Nubi sul futuro pensionistico
Il problema dei futuri pensionati poveri si intreccia già oggi con il problema della sostenibilità del sistema pensionistico nel medio periodo. La struttura demografica della popolazione italiana ci mostra come l’onda dei baby boomers stia arrivando alla pensione e come, per contro, la base contributiva si stia restringendo. Quand’anche le politiche di contrasto alla denatalità risultassero efficaci, i benefici di nuovi contribuenti che entrano nel mercato del lavoro si verificheranno tra 20-25 anni.

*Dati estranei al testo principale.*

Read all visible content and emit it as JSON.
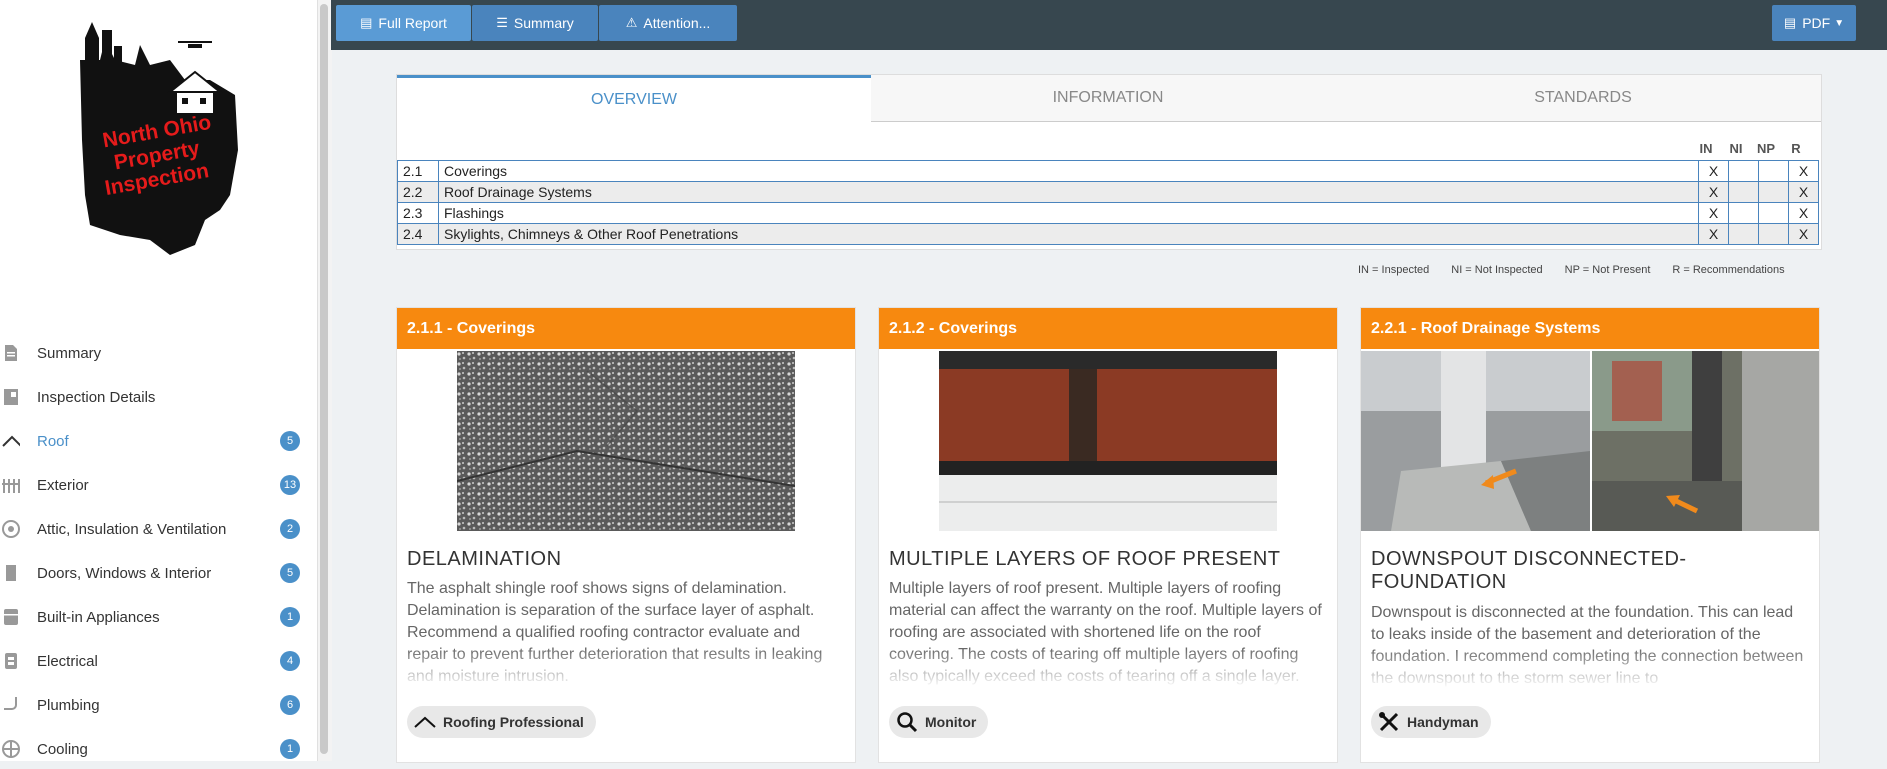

Inoltre, l’aumento dell’inflazione nel 2022 con una crescita dei prezzi che a fine anno potrebbe assestarsi sull’8% potrebbe pesare sulla spesa per pensioni dell’Inps nel 2023 per 24 miliardi. Sulla base dei dati al primo gennaio 2020 (quindi senza calcolare lo shock della pandemia e della guerra) il disavanzo patrimoniale dell’Istituto potrebbe arrivare a 92 miliardi nel 2029.
L’INPS sottolinea che ci vuole crescita economica e produttività per un sistema in equilibrio ed è necessario da una parte non innescare una spirale inflazionistica e dall’altra intervenire a sostegno dei redditi, soprattutto quelli medio-bassi, a fronte dell’aumento dell’inflazione.